Cristiano Ronaldo foi condecorado. Os críticos (de Cavaco Silva) dizem: não foi uma condecoração, foi uma decoração. Para que o Presidente capitalize com a notoriedade do jogador. Será? Que seja: o homem merece. Ronaldo merece. É óbvio que merece. Um desportista também pode ser um génio – e Ronaldo é.
Um dos aspetos mais curiosos sobre Cristiano Ronaldo nesta sua segunda Bola de Ouro foi a narrativa de que o jogador português afinal não é (como Lionel Messi) um predestinado, mas um jogador que chegou onde chegou pelo trabalho, persistente e incansável, de todos os dias. O que é surpreendente aqui não é a explicação em si – é a novidade da explicação. Cristiano, diz-se agora, não nasceu com o rabo virado para a lua, foi tão persistente na sua labuta diária que virou a lua para – salvo seja – o seu rabo. Não é sorte, é trabalho.

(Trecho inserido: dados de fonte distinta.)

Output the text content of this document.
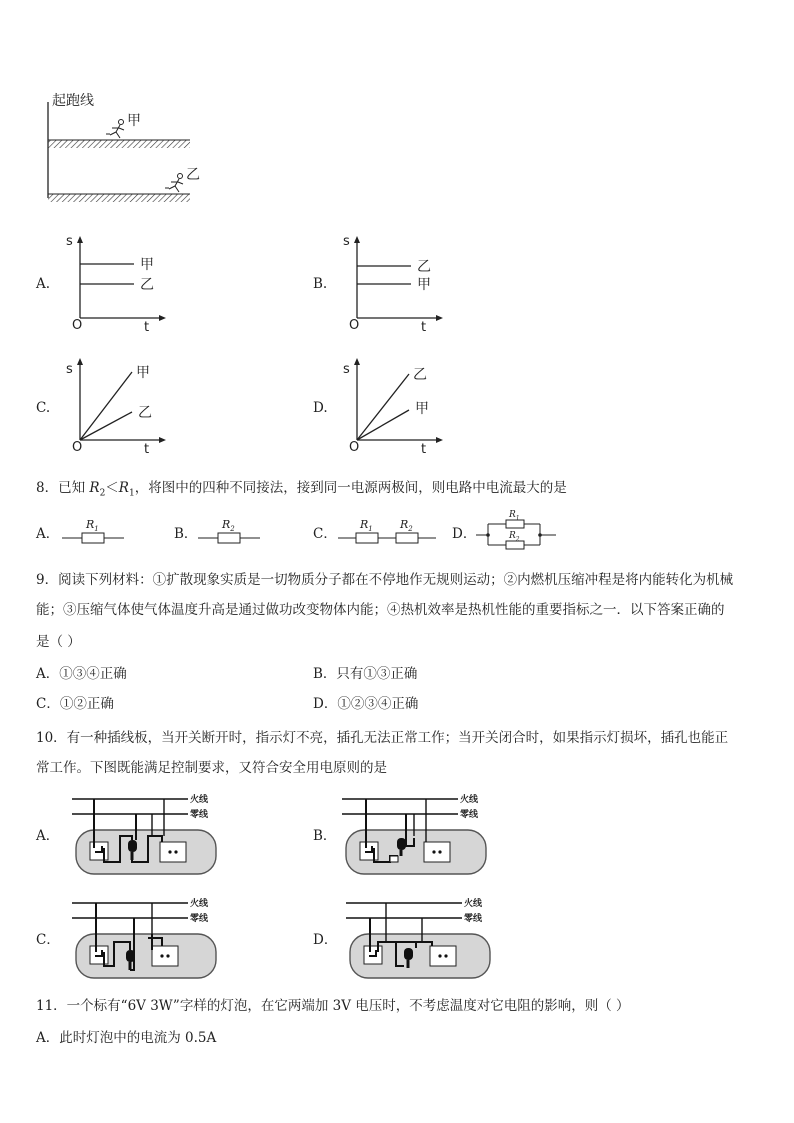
起跑线
甲
乙
A.
s
t
O
甲
乙	B.
s
t
O
乙
甲
C.
s
t
O
甲
乙	D.
s
t
O
乙
甲
8．已知 $R_2<R_1$，将图中的四种不同接法，接到同一电源两极间，则电路中电流最大的是
A．
$R_1$	B．
$R_2$	C．
$R_1$ $R_2$	D．
$R_1$
$R_2$
9．阅读下列材料：①扩散现象实质是一切物质分子都在不停地作无规则运动；②内燃机压缩冲程是将内能转化为机械
能；③压缩气体使气体温度升高是通过做功改变物体内能；④热机效率是热机性能的重要指标之一．以下答案正确的
是（ ）
A．①③④正确	B．只有①③正确
C．①②正确	D．①②③④正确
10．有一种插线板，当开关断开时，指示灯不亮，插孔无法正常工作；当开关闭合时，如果指示灯损坏，插孔也能正
常工作。下图既能满足控制要求，又符合安全用电原则的是
A．
火线
零线
B．
火线
零线
C．
火线
零线
D．
火线
零线
11．一个标有“6V 3W”字样的灯泡，在它两端加 3V 电压时，不考虑温度对它电阻的影响，则（ ）
A．此时灯泡中的电流为 0.5A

A novidade da narrativa veio das lágrimas súbitas do jogador português na entrega da Bola de Ouro, que tanto irritou Michel Platini. Aqui para nós, é uma espécie de vingança fria, muito fria, servida trinta anos depois da exaltação do goleador francês que arrumou, num momento de fortuna, a Seleção comandada por um galáctico Chalana no Europeu de 1984. Mas tirando isso, não há mais que dizer que o nosso bom ganhar foi o mau perder francês. Monsieur Ribéry: cantas bem mas não me alegras. Ronaldo é incomparável.

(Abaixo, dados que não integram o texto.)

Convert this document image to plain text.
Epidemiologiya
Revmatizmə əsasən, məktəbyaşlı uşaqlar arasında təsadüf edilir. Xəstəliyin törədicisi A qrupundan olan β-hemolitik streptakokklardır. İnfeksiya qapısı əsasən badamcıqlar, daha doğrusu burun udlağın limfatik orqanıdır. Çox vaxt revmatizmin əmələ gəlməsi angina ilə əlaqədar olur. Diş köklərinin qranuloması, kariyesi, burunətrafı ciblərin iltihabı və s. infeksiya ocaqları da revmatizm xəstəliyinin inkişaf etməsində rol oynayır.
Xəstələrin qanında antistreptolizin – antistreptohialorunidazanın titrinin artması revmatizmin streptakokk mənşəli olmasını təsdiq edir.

O que é mais difícil de compreender é a súbita comoção com a minissaia de uma senhora na Presidência da República, na tarde de consagração de Ronaldo. Há mais de 50 anos que uma jovem, chamada Mary Quant, chocou o Mundo com tal ousadia. É estranho que debatamos tal minudência de análise mais ou menos machista. O talento de Ronaldo é de tal forma impressionante que não deveria ser menorizado nem que o Presidente Cavaco Silva aparecesse de calções de marinheiro a fazer de homem do leme. Por muito que vos custe, o melhor par de pernas naquela sala era mesmo o de Ronaldo. Quem se fixa na minissaia quando ao lado está um génio, está a fazer uma escolha. Estranha. Nem o Messi!